Pendidikan pada akhirnya adalah pembangunan karakter. Proses pembelajaran yang bermuatan pendidikan karakter itu dapat kita implementasikan dari ajaran pendidikan yang dikemukakan oleh Ki Hajar Dewantara melalui Trilogi Pendidikan yang diajarkannya, yaitu tut wuri handayani, ing madya mangun karsa, ing ngarsa sung tulada. Arti dari semboyan Trilogi Pendidikan ini adalah:

 

Tut Wuri Handayani, (dari belakang, seorang guru harus bisa memberikan dorongan dan arahan);

 

Ing Madya Mangun Karsa, (di tengah atau di antara murid, guru harus menciptakan prakarsa dan ide); serta

 

Ing Ngarsa Sung Tulada, (di depan, seorang pendidik harus memberi teladan atau contoh tindakan yang baik).

 

 Maka dari itu, sangatlah penting bagi lingkungan sekolah untuk dapat menekankan pendidikan karakter dengan baik dan efisien, sehingga menghasilkan lulusan yang cerdas, berkeilmuan tinggi, dan peduli dengan lingkungan.
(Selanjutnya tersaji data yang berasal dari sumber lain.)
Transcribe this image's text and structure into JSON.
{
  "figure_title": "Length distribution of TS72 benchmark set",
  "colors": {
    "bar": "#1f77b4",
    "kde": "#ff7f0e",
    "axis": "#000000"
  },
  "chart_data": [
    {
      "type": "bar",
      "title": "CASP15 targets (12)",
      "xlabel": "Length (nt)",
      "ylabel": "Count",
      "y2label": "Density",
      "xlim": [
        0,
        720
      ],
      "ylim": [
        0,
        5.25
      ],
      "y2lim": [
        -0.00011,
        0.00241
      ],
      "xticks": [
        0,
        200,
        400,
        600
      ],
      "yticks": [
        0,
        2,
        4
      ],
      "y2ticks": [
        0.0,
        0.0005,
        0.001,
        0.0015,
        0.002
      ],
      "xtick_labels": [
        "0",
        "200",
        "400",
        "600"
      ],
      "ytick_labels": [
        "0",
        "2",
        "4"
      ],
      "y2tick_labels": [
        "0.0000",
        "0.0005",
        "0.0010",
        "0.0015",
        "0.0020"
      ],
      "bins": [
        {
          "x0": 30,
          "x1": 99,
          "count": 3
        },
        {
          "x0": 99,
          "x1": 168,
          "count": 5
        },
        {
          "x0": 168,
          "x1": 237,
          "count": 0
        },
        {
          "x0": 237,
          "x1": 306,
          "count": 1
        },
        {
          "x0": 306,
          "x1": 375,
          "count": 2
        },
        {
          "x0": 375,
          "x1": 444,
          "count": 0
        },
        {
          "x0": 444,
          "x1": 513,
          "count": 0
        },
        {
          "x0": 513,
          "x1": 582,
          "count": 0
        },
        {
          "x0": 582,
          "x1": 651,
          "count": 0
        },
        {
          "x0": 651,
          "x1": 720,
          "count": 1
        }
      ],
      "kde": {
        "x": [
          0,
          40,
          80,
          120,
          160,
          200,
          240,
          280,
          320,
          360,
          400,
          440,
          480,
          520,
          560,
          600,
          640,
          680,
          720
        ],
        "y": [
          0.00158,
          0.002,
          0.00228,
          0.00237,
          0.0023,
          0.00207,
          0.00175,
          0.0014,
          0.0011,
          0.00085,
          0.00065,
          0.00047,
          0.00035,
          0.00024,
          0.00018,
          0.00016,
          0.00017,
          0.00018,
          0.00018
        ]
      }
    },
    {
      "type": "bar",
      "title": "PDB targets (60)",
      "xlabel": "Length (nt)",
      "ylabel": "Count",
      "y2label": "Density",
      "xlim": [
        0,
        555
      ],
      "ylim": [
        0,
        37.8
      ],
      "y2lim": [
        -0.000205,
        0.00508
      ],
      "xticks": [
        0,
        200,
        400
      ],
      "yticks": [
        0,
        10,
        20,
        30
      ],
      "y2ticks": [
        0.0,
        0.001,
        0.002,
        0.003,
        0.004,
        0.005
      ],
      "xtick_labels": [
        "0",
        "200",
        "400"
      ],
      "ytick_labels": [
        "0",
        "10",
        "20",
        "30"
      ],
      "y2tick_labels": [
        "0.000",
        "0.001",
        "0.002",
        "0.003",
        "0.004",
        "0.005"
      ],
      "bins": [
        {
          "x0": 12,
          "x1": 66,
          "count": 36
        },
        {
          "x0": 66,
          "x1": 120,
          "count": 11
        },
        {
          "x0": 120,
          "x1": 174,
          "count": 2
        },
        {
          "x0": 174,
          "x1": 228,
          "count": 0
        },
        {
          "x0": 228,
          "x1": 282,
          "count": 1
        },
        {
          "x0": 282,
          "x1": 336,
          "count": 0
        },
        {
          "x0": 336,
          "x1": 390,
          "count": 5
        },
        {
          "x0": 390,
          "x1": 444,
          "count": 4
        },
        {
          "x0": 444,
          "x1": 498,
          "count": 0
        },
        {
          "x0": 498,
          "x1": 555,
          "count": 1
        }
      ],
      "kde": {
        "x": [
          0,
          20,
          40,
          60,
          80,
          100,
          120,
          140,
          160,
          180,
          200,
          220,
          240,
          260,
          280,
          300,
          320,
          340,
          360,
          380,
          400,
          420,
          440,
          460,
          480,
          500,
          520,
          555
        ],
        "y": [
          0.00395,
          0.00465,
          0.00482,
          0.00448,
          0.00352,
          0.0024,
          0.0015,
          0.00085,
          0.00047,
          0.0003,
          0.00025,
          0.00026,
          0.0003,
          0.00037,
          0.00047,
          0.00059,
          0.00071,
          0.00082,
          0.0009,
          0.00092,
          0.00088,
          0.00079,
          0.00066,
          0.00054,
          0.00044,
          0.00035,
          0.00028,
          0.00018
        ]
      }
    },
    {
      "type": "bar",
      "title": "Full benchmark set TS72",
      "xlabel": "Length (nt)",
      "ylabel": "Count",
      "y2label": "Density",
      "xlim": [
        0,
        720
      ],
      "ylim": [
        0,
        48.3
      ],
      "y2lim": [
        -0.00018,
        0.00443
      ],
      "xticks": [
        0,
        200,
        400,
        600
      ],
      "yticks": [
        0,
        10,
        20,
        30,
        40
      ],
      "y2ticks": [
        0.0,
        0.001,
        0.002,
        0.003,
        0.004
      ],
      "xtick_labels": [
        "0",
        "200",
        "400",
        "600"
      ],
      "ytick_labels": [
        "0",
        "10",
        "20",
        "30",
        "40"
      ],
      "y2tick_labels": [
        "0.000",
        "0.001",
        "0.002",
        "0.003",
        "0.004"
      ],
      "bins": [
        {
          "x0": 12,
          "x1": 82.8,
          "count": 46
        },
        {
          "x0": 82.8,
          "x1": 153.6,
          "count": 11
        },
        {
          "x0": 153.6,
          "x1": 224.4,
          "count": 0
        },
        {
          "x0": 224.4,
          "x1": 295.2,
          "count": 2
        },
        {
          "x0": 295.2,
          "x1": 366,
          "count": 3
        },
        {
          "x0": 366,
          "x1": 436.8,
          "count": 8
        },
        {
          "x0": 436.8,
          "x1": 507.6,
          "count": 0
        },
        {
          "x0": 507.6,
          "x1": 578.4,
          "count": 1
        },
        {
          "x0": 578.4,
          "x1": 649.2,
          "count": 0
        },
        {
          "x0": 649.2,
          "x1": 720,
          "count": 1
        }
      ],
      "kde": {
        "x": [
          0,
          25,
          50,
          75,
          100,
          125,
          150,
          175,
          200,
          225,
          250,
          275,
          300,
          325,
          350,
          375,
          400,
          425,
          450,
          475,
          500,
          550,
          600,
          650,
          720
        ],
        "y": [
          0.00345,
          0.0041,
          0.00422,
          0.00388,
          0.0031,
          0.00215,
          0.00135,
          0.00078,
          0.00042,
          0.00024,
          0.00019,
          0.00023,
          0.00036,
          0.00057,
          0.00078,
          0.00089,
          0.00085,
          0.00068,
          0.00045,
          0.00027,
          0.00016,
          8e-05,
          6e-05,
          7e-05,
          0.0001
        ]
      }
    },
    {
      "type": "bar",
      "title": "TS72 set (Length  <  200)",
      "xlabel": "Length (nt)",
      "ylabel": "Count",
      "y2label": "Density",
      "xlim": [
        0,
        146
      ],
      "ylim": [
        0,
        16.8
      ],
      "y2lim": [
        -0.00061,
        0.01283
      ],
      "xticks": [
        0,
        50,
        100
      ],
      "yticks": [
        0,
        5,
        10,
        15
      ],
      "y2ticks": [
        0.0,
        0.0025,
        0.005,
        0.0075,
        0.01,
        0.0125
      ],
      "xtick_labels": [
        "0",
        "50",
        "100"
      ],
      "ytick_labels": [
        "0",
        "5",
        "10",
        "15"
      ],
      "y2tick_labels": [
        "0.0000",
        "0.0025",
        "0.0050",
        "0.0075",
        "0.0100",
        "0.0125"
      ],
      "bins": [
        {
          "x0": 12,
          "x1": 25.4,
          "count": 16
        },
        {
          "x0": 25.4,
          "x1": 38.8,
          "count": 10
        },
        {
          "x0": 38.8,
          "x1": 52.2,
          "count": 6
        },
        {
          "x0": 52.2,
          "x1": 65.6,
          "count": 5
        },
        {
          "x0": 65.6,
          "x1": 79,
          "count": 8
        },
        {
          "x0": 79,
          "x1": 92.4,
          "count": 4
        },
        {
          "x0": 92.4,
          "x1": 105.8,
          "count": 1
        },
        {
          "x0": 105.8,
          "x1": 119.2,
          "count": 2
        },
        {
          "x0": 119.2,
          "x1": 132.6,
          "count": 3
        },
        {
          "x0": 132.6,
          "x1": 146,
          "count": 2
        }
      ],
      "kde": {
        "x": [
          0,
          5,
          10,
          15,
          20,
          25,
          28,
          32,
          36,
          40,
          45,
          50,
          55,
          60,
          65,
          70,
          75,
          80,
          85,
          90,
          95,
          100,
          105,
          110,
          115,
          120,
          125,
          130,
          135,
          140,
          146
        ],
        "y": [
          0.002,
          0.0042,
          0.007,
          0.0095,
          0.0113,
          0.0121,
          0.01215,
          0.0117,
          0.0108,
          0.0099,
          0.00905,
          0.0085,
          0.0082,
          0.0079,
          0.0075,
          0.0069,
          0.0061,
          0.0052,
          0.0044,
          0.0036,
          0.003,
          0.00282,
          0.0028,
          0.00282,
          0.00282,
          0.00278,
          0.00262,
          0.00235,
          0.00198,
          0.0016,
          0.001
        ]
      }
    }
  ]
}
Sudah waktunya guru-guru meninggalkan metode lama mengajar yang hanya sekadar melaksanakan tuntutan tugas dan mengejar target kurikulum semata. Guru yang bukan hanya sekedar mengajar, tapi juga dengan mendidik.

 

Aktualisasi ajaran Ki Hajar Dewantara di era globalisasi ini untuk membangun karakter bangsa, sudah sangat mendesak diterapkan. Kalau itu dilakukan, Indonesia akan bebas dari predikat negara terkorup, birokrasi terburuk, dan lainnya yang semuanya itu disebabkan lemahnya sistem pendidikan yang berkarakter budaya Indonesia. Perlu langkah bersama untuk mewujudkannya sehingga Indonesia berubah jadi bangsa berkarakter tinggi.

 

Dari paparan diatas, dapat kita tarik kesimpulan bahwa karakter merupakan hal yang sangat kita butuhkan untuk memajukan negara dan membentuk pribadi yang lebih baik lagi. Sebagaimana syair Syauqi Beq sebagai berikut:

 وَإِنَّمَا الْأُمَمُ الْأَخْلَاقُ مَا بَقِيَتْ   *  وَإِنْ هُمُّ الْذَّهَبَاتُ أَخْلَاقُهُمْ ذَهَبُهُ

Diterjemahkan oleh Prof. Dr. Buya Hamka ke dalam sebuah pantun yang berbunyi:

Tegak rumah karena sendi

Runtuh sendi rumah binasa

Sendi bangsa ialah budi

Runtuh budi runtuhlah bangsa

 

Selamat Hari Pendidikan

“Serentak bergerak, wujudkan merdeka belajar.”

 

 

Referensi:

Hamka, B. 2016. Lembaga Budi. Jakarta: Republika Penerbit.

Hamka, B. 2015. Tasawuf Modern. Jakarta: Republika Penerbit.

Hoetomo M.A. 2005. Kamus Lengkap Bahasa Indonesia. Surabaya: Mitra Belajar.